Encore Capital Group, Inc.
- Company type: Public
- Traded as: Nasdaq: ECPG S&P 600 component
- Industry: Financial services, Debt buyer Debt-collection
- Founded: 1953; 73 years ago
- Headquarters: San Diego, California, United States
- Key people: Ashish Masih, (president & CEO)
- Products: Specialty finance
- Services: Collections and recoveries
- Revenue: US$ 1.4 billion (FY 2018)
- Number of employees: 8,300 Globally
- Subsidiaries: Midland Credit Management
- Website: encorecapital.com

= Encore Capital Group =

American financial-services company

Encore Capital Group, Inc. is a publicly traded debt buyer based in the United States. The company is headquartered in San Diego, and operates throughout the United States. The firm is a publicly traded NASDAQ Global Select company (ECPG), a component stock of the Russell 2000, the S&P SmallCap 600, and the Wilshire 4500.

==History==
Encore Capital Group's subsidiary company, Midland Credit Management, Inc., through which it purchases all of its debt, was founded in 1953 and was incorporated in Kansas in September 1953. In 1998, an investor group led by Nelson Peltz and Peter May and Kerry Packer of Consolidated Press International Holdings Limited, acquired a majority interest in its operations.

The group formed a holding company, which it incorporated in Delaware in April 1999 as MCM Capital Group, Inc., later renamed Encore Capital Group, Inc. in April 2002. The company completed its initial public offering of 2,250,000 shares of common stock in July 1999. Encore Capital is the largest publicly traded United States debt buyer by revenue.

Ashish Masih is Encore Capital's president and chief executive officer. Masih joined Encore Capital in 2009.

In June, 2013, Encore acquired Asset Acceptance Corporation, a debt buyer based in Warren, Michigan. In 2014, Encore Capital acquired Virginia-based Atlantic Credit & Finance.

In January 2015, New York State Attorney General Eric Schneiderman sued Encore Capital over unethical practices and forced Encore Capital to pay a $675,000 penalty and vacate more than 4,500 court judgments against borrowers.

In September 2015, both Encore and Portfolio Recovery Associates, the United States’ two largest publicly held debt buyers, were charged with violating the Fair Debt Collection Practices Act and the Dodd–Frank Wall Street Reform and Consumer Protection Act by filing "lawsuits against consumers without having the intent to prove many of the debts, winning the vast majority of the lawsuits by default when consumers failed to defend themselves."

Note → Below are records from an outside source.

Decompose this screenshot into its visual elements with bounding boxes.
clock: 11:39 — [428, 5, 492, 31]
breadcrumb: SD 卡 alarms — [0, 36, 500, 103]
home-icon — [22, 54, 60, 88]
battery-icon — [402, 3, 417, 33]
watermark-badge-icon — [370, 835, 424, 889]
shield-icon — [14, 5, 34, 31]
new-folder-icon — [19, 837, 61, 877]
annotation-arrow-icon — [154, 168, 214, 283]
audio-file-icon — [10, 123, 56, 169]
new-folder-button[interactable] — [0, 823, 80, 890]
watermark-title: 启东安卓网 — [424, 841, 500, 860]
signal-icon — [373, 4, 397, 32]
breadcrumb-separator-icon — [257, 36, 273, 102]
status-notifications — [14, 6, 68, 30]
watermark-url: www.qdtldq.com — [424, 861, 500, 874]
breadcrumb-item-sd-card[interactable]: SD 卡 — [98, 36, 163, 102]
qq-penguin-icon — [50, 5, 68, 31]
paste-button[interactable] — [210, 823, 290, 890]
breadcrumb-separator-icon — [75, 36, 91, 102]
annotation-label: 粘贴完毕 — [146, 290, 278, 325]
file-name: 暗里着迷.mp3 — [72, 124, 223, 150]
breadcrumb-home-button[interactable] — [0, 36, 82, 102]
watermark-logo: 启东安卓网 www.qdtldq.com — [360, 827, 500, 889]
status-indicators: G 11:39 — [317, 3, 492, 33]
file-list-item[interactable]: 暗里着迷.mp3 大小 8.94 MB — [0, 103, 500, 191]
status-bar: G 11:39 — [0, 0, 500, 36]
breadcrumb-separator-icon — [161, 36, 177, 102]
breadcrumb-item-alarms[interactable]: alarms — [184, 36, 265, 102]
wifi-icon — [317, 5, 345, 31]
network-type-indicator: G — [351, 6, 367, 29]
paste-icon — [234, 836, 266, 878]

The Consumer Financial Protection Bureau imposed an enforcement action on Encore Capital for pressuring borrowers "to pay with false statements, with lawsuits and with the use of using so-called robo-signed court documents." According to The New York Times, Encore paid "$42 million in consumer refunds and a $10 million penalty" and an injunction to "stop collections on debts totaling more than $125 million."

On June 6, 2017, Encore Capital announced the launch of its financial literacy program, Money Matters, which sends employee volunteers to teach high school and college students financial literacy.

In 2018, Encore fully acquired British debt buyer Cabot Financial.

In September 2020, the Consumer Financial Protection Bureau filed a lawsuit against Encore Capital and its subsidiary Cabot Financial. In October 2020, Encore Capital agreed to pay an addition $78,308.81 in consumer redress as well as an additional $15 million in civil money penalty as directed by the CFPB. Encore is subject to five years of monitoring, ending the consent order and resolving further litigation.